Bank of Canada governor: "Our fundamentals are quite solid"

The Canadian economy begins the new year in solid shape. Our fundamentals are quite solid.

~ Stephen Poloz, Bank of Canada governor, interview with CTV news, December 20, 2018

Aug 2, 2016

Jim Grant on central bankers

The Ph.D. standard is the regime of discretionary monetary management by former tenured economics faculty. Not much is new under the sun in finance, except for this regime of improvisation by college professors trying stuff because it looks good on a blackboard. What it means for investors is thrills and chills.
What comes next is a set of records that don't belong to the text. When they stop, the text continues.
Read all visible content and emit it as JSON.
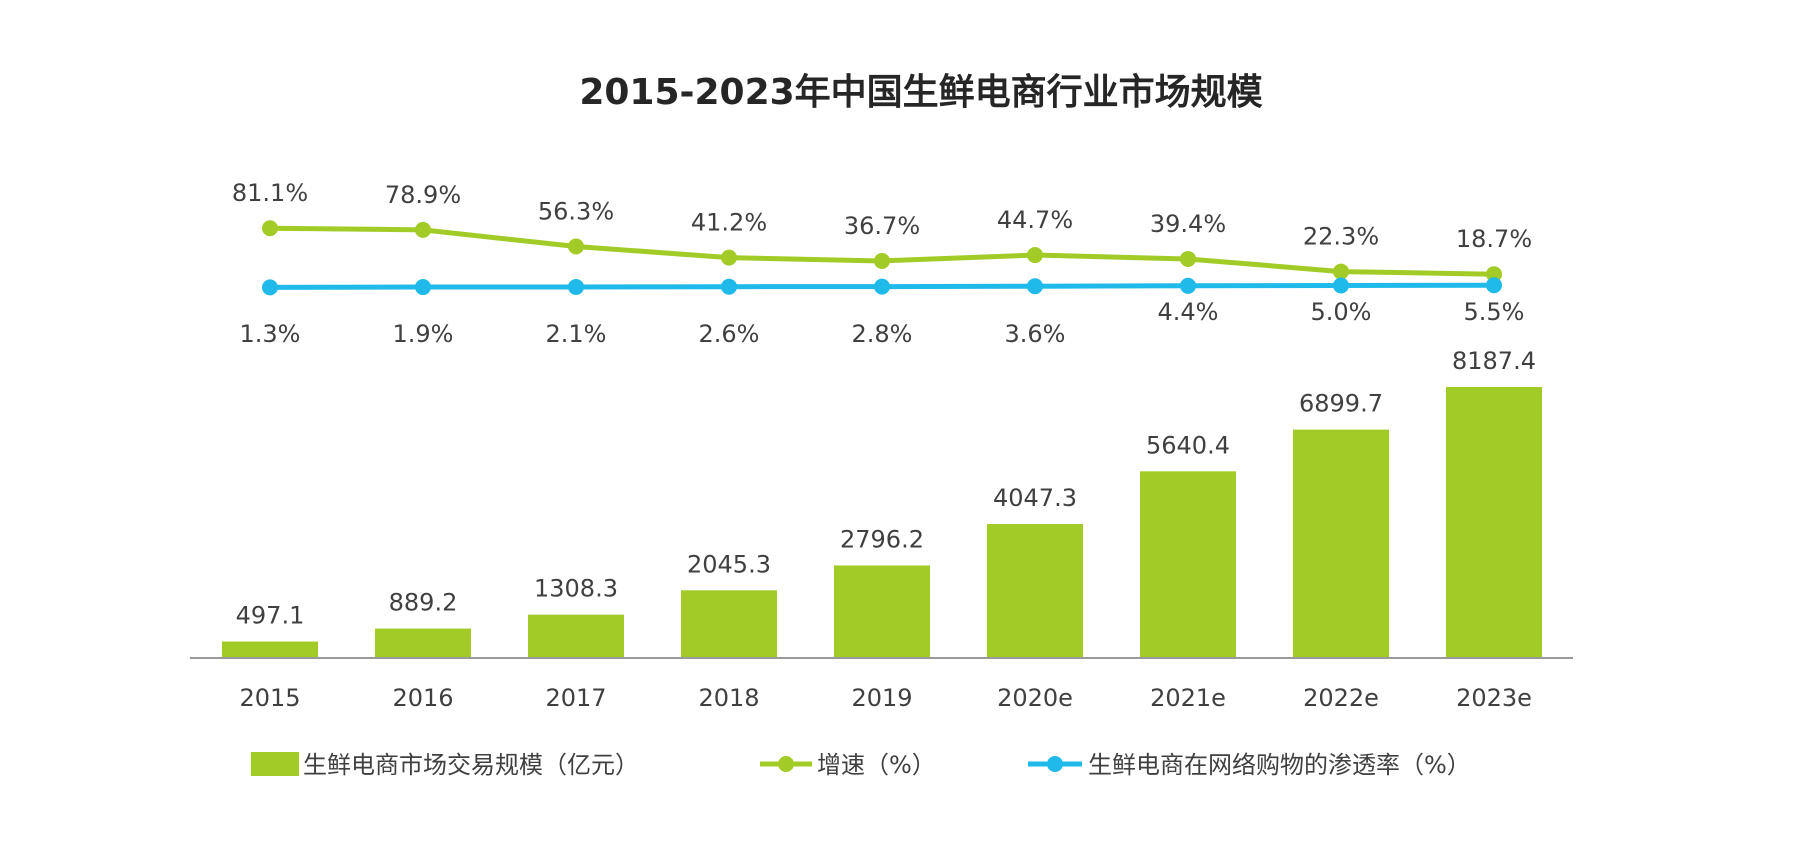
{
  "chart_data": {
    "type": "bar+line",
    "title": "2015-2023年中国生鲜电商行业市场规模",
    "categories": [
      "2015",
      "2016",
      "2017",
      "2018",
      "2019",
      "2020e",
      "2021e",
      "2022e",
      "2023e"
    ],
    "series": [
      {
        "name": "生鲜电商市场交易规模（亿元）",
        "type": "bar",
        "color": "#A3CB28",
        "values": [
          497.1,
          889.2,
          1308.3,
          2045.3,
          2796.2,
          4047.3,
          5640.4,
          6899.7,
          8187.4
        ],
        "labels": [
          "497.1",
          "889.2",
          "1308.3",
          "2045.3",
          "2796.2",
          "4047.3",
          "5640.4",
          "6899.7",
          "8187.4"
        ]
      },
      {
        "name": "增速（%）",
        "type": "line",
        "color": "#A3CB28",
        "values": [
          81.1,
          78.9,
          56.3,
          41.2,
          36.7,
          44.7,
          39.4,
          22.3,
          18.7
        ],
        "labels": [
          "81.1%",
          "78.9%",
          "56.3%",
          "41.2%",
          "36.7%",
          "44.7%",
          "39.4%",
          "22.3%",
          "18.7%"
        ]
      },
      {
        "name": "生鲜电商在网络购物的渗透率（%）",
        "type": "line",
        "color": "#1FBAEA",
        "values": [
          1.3,
          1.9,
          2.1,
          2.6,
          2.8,
          3.6,
          4.4,
          5.0,
          5.5
        ],
        "labels": [
          "1.3%",
          "1.9%",
          "2.1%",
          "2.6%",
          "2.8%",
          "3.6%",
          "4.4%",
          "5.0%",
          "5.5%"
        ]
      }
    ],
    "grid": false,
    "legend": "bottom",
    "y_axis_visible": false
  }
}
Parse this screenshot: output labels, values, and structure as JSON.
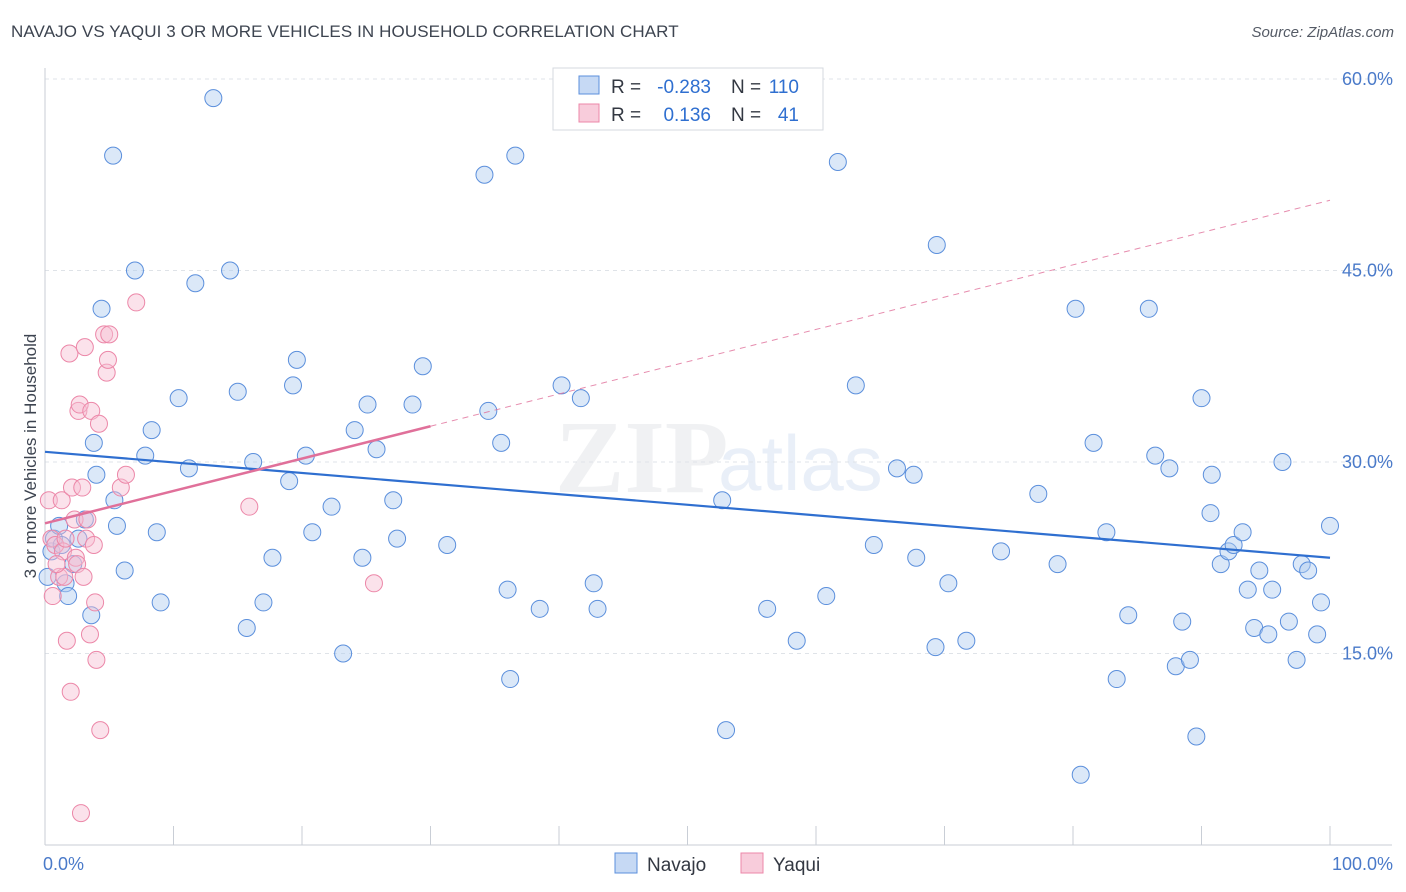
{
  "header": {
    "title": "NAVAJO VS YAQUI 3 OR MORE VEHICLES IN HOUSEHOLD CORRELATION CHART",
    "source": "Source: ZipAtlas.com"
  },
  "watermark": {
    "zip": "ZIP",
    "atlas": "atlas"
  },
  "stats": [
    {
      "r_label": "R =",
      "r_value": "-0.283",
      "n_label": "N =",
      "n_value": "110"
    },
    {
      "r_label": "R =",
      "r_value": "0.136",
      "n_label": "N =",
      "n_value": "41"
    }
  ],
  "chart_data": {
    "type": "scatter",
    "title": "NAVAJO VS YAQUI 3 OR MORE VEHICLES IN HOUSEHOLD CORRELATION CHART",
    "xlabel": "",
    "ylabel": "3 or more Vehicles in Household",
    "xlim": [
      0,
      100
    ],
    "ylim": [
      0,
      60
    ],
    "x_tick_labels": [
      "0.0%",
      "100.0%"
    ],
    "y_ticks": [
      15,
      30,
      45,
      60
    ],
    "y_tick_labels": [
      "15.0%",
      "30.0%",
      "45.0%",
      "60.0%"
    ],
    "grid": true,
    "legend_position": "bottom-center",
    "colors": {
      "Navajo": "#5b8fdc",
      "Yaqui": "#ec87a8",
      "navajo_line": "#2f6fd0",
      "yaqui_line": "#e0709a",
      "tick_text": "#4a7ac9"
    },
    "series": [
      {
        "name": "Navajo",
        "color": "#5b8fdc",
        "trend": {
          "x": [
            0,
            100
          ],
          "y": [
            30.8,
            22.5
          ],
          "style": "solid"
        },
        "points": [
          [
            0.2,
            21
          ],
          [
            0.5,
            23
          ],
          [
            0.7,
            24
          ],
          [
            1.1,
            25
          ],
          [
            1.3,
            23.5
          ],
          [
            1.6,
            20.5
          ],
          [
            1.8,
            19.5
          ],
          [
            2.2,
            22
          ],
          [
            2.6,
            24
          ],
          [
            3.1,
            25.5
          ],
          [
            3.6,
            18
          ],
          [
            3.8,
            31.5
          ],
          [
            4.0,
            29
          ],
          [
            4.4,
            42
          ],
          [
            5.3,
            54
          ],
          [
            5.6,
            25
          ],
          [
            5.4,
            27
          ],
          [
            6.2,
            21.5
          ],
          [
            7.0,
            45
          ],
          [
            7.8,
            30.5
          ],
          [
            8.3,
            32.5
          ],
          [
            8.7,
            24.5
          ],
          [
            9.0,
            19
          ],
          [
            10.4,
            35
          ],
          [
            11.2,
            29.5
          ],
          [
            11.7,
            44
          ],
          [
            13.1,
            58.5
          ],
          [
            14.4,
            45
          ],
          [
            15.0,
            35.5
          ],
          [
            15.7,
            17
          ],
          [
            16.2,
            30
          ],
          [
            17.0,
            19
          ],
          [
            17.7,
            22.5
          ],
          [
            19.0,
            28.5
          ],
          [
            19.3,
            36
          ],
          [
            19.6,
            38
          ],
          [
            20.3,
            30.5
          ],
          [
            20.8,
            24.5
          ],
          [
            22.3,
            26.5
          ],
          [
            23.2,
            15
          ],
          [
            24.1,
            32.5
          ],
          [
            24.7,
            22.5
          ],
          [
            25.1,
            34.5
          ],
          [
            25.8,
            31
          ],
          [
            27.1,
            27
          ],
          [
            27.4,
            24
          ],
          [
            28.6,
            34.5
          ],
          [
            29.4,
            37.5
          ],
          [
            31.3,
            23.5
          ],
          [
            34.2,
            52.5
          ],
          [
            34.5,
            34
          ],
          [
            35.5,
            31.5
          ],
          [
            36.0,
            20
          ],
          [
            36.2,
            13
          ],
          [
            36.6,
            54
          ],
          [
            38.5,
            18.5
          ],
          [
            40.2,
            36
          ],
          [
            41.7,
            35
          ],
          [
            42.7,
            20.5
          ],
          [
            43.0,
            18.5
          ],
          [
            52.7,
            27
          ],
          [
            53.0,
            9
          ],
          [
            56.2,
            18.5
          ],
          [
            58.5,
            16
          ],
          [
            60.8,
            19.5
          ],
          [
            61.7,
            53.5
          ],
          [
            63.1,
            36
          ],
          [
            64.5,
            23.5
          ],
          [
            66.3,
            29.5
          ],
          [
            67.6,
            29
          ],
          [
            67.8,
            22.5
          ],
          [
            69.3,
            15.5
          ],
          [
            69.4,
            47
          ],
          [
            70.3,
            20.5
          ],
          [
            71.7,
            16
          ],
          [
            74.4,
            23
          ],
          [
            77.3,
            27.5
          ],
          [
            78.8,
            22
          ],
          [
            80.2,
            42
          ],
          [
            80.6,
            5.5
          ],
          [
            81.6,
            31.5
          ],
          [
            82.6,
            24.5
          ],
          [
            83.4,
            13
          ],
          [
            84.3,
            18
          ],
          [
            85.9,
            42
          ],
          [
            86.4,
            30.5
          ],
          [
            87.5,
            29.5
          ],
          [
            88.0,
            14
          ],
          [
            88.5,
            17.5
          ],
          [
            89.1,
            14.5
          ],
          [
            89.6,
            8.5
          ],
          [
            90.0,
            35
          ],
          [
            90.7,
            26
          ],
          [
            90.8,
            29
          ],
          [
            91.5,
            22
          ],
          [
            92.1,
            23
          ],
          [
            92.5,
            23.5
          ],
          [
            93.2,
            24.5
          ],
          [
            93.6,
            20
          ],
          [
            94.1,
            17
          ],
          [
            94.5,
            21.5
          ],
          [
            95.2,
            16.5
          ],
          [
            95.5,
            20
          ],
          [
            96.3,
            30
          ],
          [
            96.8,
            17.5
          ],
          [
            97.4,
            14.5
          ],
          [
            97.8,
            22
          ],
          [
            98.3,
            21.5
          ],
          [
            99.0,
            16.5
          ],
          [
            99.3,
            19
          ],
          [
            100,
            25
          ]
        ]
      },
      {
        "name": "Yaqui",
        "color": "#ec87a8",
        "trend": {
          "x": [
            0,
            30
          ],
          "y": [
            25.2,
            32.8
          ],
          "dashed_extension": {
            "x": [
              30,
              100
            ],
            "y": [
              32.8,
              50.5
            ]
          }
        },
        "points": [
          [
            0.3,
            27
          ],
          [
            0.5,
            24
          ],
          [
            0.8,
            23.5
          ],
          [
            1.1,
            21
          ],
          [
            1.3,
            27
          ],
          [
            1.4,
            23
          ],
          [
            1.5,
            21
          ],
          [
            1.7,
            16
          ],
          [
            1.9,
            38.5
          ],
          [
            2.0,
            12
          ],
          [
            2.1,
            28
          ],
          [
            2.3,
            25.5
          ],
          [
            2.4,
            22.5
          ],
          [
            2.6,
            34
          ],
          [
            2.7,
            34.5
          ],
          [
            2.9,
            28
          ],
          [
            3.1,
            39
          ],
          [
            3.2,
            24
          ],
          [
            3.3,
            25.5
          ],
          [
            3.5,
            16.5
          ],
          [
            3.6,
            34
          ],
          [
            3.9,
            19
          ],
          [
            4.0,
            14.5
          ],
          [
            4.2,
            33
          ],
          [
            4.3,
            9
          ],
          [
            4.6,
            40
          ],
          [
            4.8,
            37
          ],
          [
            4.9,
            38
          ],
          [
            5.0,
            40
          ],
          [
            5.9,
            28
          ],
          [
            6.3,
            29
          ],
          [
            7.1,
            42.5
          ],
          [
            3.8,
            23.5
          ],
          [
            0.9,
            22
          ],
          [
            1.6,
            24
          ],
          [
            2.8,
            2.5
          ],
          [
            2.5,
            22
          ],
          [
            0.6,
            19.5
          ],
          [
            3.0,
            21
          ],
          [
            15.9,
            26.5
          ],
          [
            25.6,
            20.5
          ]
        ]
      }
    ]
  },
  "legend": {
    "items": [
      "Navajo",
      "Yaqui"
    ]
  }
}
~ Jim Grant, "Jim Grant Is Bullish on Gold, Bearish on Kraft," Barron's, August 1, 2016

Jim Grant on negative interest rates

We are living in a unique time. Negative rates aren’t a naturally occurring phenomenon in finance but a creation of our ingenious central bankers. Furthermore, they seem to defy common sense. Interest rates exist because we want things now rather than later. That’s the nature of human desire. Negative interest rates turn that on its head. So they are a sign not of constructive policy making, but of trouble.

~ Jim Grant, "Jim Grant Is Bullish on Gold, Bearish on Kraft," Barron's, August 1, 2016

Dec 30, 2013

CNBC's Bob Pisani admires the world's central bankers

Central bankers around the world should have been Time's Person of the Year this year.